The Crypto Scene in The Banking System – What Does The Future Hold?

The banking sector, consisting of central banks, commercial banks and financial institutions, has always been controlling monetary transactions and transfers. Any purchase you would have to make would need to go through a central authority that manages and processes transactions.

However, the scenery changed when cryptocurrency arrived and gained popularity at the beginning of the 2010s, bringing a new decentralised economy as opposed to the traditional centralised authority. 

The dramatic introduction of blockchain transactions affected banks and rivalled them in financial markets, investment securities and means of payment. However, after 10 years of avoiding decentralisation, it seems that banks are showing tolerance toward cryptocurrencies.

Let’s have a look at the recent developments in the banking industry regarding cryptos and what the future looks like.

Centralisation Vs. Decentralisation

Banks and governments looked at cryptos as possible rivals and vied with them since day one, as they threatened the control and power that central authorities practice. Therefore, Bitcoin was hardly adopted and paying with cryptos was limited.

The volatility of cryptocurrencies was believed to impose a danger to the financial world that had just recovered from the 2008 crisis. Moreover, the deregulation of the decentralised economy was not something that governments preferred in light of the common practice of collecting users’ information for every bank account.

However, the growth of cryptocurrencies was inevitable as Bitcoin kept growing in value and more currencies and coins emerged.

Decentralisation is based on distributed power and shared control, allowing users to control their transactions and information. Additionally, crypto transactions do not require your personal data and do not disclose your information, which preserves personal privacy. 

Web 3.0 use cases also emerged in conjunction with decentralisation, entailing the development of top-notch apps, virtual reality and augmented reality creations and digital assets on the blockchain.

This introduction, besides crypto investing opportunities like crypto staking and farming, created a whole decentralised ecosystem that grew over the years.

These developments urged some banks and governments to adapt and integrate some DeFi elements into their system, which we will explain.

Adopting Cryptocurrencies in Centralised Institutions

Developed countries were cautious with crypto trading and transacting, while developing economies reacted positively to Bitcoin and other coins. 
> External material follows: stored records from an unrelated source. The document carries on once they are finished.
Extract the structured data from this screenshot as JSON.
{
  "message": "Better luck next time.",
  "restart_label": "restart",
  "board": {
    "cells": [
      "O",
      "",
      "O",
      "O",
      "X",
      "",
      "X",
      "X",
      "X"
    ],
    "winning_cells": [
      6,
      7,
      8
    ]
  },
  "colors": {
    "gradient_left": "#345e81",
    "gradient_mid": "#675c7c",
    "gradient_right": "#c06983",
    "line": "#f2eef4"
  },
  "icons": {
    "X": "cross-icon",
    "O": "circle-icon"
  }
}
El Salvador and the Central African Republic were the first two countries to adopt Bitcoin as a legal tender in 2021 in hopes of boosting their deteriorating economies. More developing and developed countries started at tentative steps.

In 2023, Ethereum ETF trading was approved by the Securities and Exchange Commission in the US, and several investment corporations are offering Ethereum ETFs like Bitwise and ProShares.

At the same time, top financial firms like Fidelity and BlackRock Investment have applied for Bitcoin spot ETF trading, which the SEC has not decided yet, and traders are only speculating on the chances of approval.

Shall this application get approved, it is expected to drive Bitcoin price higher with other major cryptocurrencies, besides increasing crypto integrations in banks.

Challenging Events in Crypto Integration

Despite the increasing tendency to adopt cryptocurrencies in centralised banks and financial institutions, financial events arise and hinder these efforts.

Since 2022, the Securities and Exchange Commission has started a powerful movement to enforce legal laws and regulate most cryptocurrencies, especially Bitcoin. This initiative was justified by the protection of trader’s and investor’s money and rights.

However, the crypto community strongly oppose this introduction because it fundamentally contradicts the notion of decentralised economies and cryptocurrencies. 

If the bill goes through, it means regulating the price, trade and supply of Bitcoin, while cryptocurrencies essentially support the free flow of currencies and lack of centralised power.

Moreover, the collapse of the banking system in the US in the first quarter of 2023 created ambiguity in the scene. Silvergate Bank, Silicon Valley Bank and other commercial banks crashed due to asset mismanagement and poor planning. 

Some of these banks were believed to be engaged in crypto trading, which caused confusion about whether banks are better off with or without cryptocurrencies.


Cryptocurrencies changed how people transact and trade in financial markets, and we started to hear terms like Bitcoin, blockchain and DeFi in governmental reports. After years of opposition, central and commercial banks started welcoming crypto trading and regulating major cryptos as legal trading instruments. 

However, more contradictory events appeared on the horizon, making investors and policymakers think twice before immersing themselves in the decentralised economy.

It is too early yet to judge the crypto future in the banking system, but decentralised economies have come a long way within 10 years and are promising more developments and usability that we may see in the coming years.